Chapter 9: Undangan ke Akademi
9 Januari 2013
Saat SMP, aku pulang sekolah dengan berjalan kaki. Itu karena sekolah SMPku terletak dekat dengan komplek perumahan tempat rumahku berada.
Sekolah SMPku adalah salah satu sekolah menengah atas yang terkenal di kota. Konon katanya, banyak orang tua yang berlomba – lomba memasukkan anaknya ke sekolah ini, termasuk orang tuaku.
Tapi, aku tidak merasa sekolah SMPku sebagai sekolah favorit. Atmosfer di sekolah ini terasa sama dengan di sekolah lain. Sarana dan fasilitasnya tidak lebih baik dari sekolah pada umumnya.
Selain itu, sumber daya manusia disana, seperti guru, karyawan, dan muridnya juga ... sepertinya aku tidak perlu menjelaskan lebih lanjut.
Kembali ke cerita, aku selalu berjalan kaki sendirian saat pulang sekolah. Bukan karena aku suka menyendiri, tapi karena teman – temanku rumahnya jauh di kota.
Beberapa diantara mereka pulang sekolah bersama –sama dengan menaiki angkutan kota. Ada juga anak kaya yang pulang sekolah dengan dijemput oleh orang tuanya menggunakan mobil.

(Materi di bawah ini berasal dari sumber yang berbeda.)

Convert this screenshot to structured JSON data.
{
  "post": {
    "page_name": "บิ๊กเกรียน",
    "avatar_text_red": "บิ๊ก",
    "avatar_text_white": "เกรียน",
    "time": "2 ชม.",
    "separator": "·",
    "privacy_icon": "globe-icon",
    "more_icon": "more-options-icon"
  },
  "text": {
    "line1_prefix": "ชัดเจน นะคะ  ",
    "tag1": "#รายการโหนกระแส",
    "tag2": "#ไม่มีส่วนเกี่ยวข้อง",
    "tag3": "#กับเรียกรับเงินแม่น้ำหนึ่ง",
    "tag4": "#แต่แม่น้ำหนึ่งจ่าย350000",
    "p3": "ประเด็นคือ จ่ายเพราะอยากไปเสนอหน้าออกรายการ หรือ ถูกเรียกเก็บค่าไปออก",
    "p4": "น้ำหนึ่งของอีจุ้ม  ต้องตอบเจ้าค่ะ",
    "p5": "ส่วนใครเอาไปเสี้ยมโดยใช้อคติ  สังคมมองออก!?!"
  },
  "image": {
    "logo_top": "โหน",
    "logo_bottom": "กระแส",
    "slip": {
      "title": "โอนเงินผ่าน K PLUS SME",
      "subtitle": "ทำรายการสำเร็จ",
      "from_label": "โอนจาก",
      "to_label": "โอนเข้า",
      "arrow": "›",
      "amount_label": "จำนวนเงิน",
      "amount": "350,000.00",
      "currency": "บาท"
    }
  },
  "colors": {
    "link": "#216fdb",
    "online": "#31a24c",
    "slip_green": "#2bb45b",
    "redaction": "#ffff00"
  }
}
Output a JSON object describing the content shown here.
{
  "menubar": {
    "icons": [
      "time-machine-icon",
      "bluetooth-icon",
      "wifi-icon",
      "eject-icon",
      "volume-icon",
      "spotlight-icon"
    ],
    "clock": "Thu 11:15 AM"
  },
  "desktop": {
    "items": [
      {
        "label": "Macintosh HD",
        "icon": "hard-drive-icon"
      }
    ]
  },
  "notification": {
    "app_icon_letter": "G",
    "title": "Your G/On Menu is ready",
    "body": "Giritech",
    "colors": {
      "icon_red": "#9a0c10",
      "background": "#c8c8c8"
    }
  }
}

Dan ada yang pulang menaiki sepeda motor pribadi. Aku pernah bertanya bukankah itu melanggar peraturan lalu lintas? Entah apa jawabannya karena saat itu dia langsung pergi meninggalkanku.
Meskipun begitu, aku punya banyak teman, yah mungkin bukan anak – anak yang sekelas denganku. Salah satu temanku adalah Gen Revival, biasa dipanggil Gen.
Aku sudah mengenalnya sejak aku berumur lima tahun. Dia adalah sahabatku dan kami selalu menjadi teman sekelas semenjak sekolah dasar, meski aku tidak sekelas dengannya di kelas dua ini.
Sekarang, aku tiba di depan halaman rumahku. Terdapat pagar besi berwarna hitam yang memisahkan halaman rumah dengan jalan di luar, tempatku berada.
Pagar itu terdiri dari dua bagian. Bagian yang pertama dibangun di atas tembok sepanjang kurang lebih tiga meter. Pagar ini tingginya sekitar tiga puluh sentimeter.
Bagian kedua terletak di sebelah, agak depan bagian pertama. Pagar ini panjangnya kurang lebih empat setengah meter dengan tinggi sama dengan total tinggi pagar bagian pertama ditambah tinggi tembok di bawahnya.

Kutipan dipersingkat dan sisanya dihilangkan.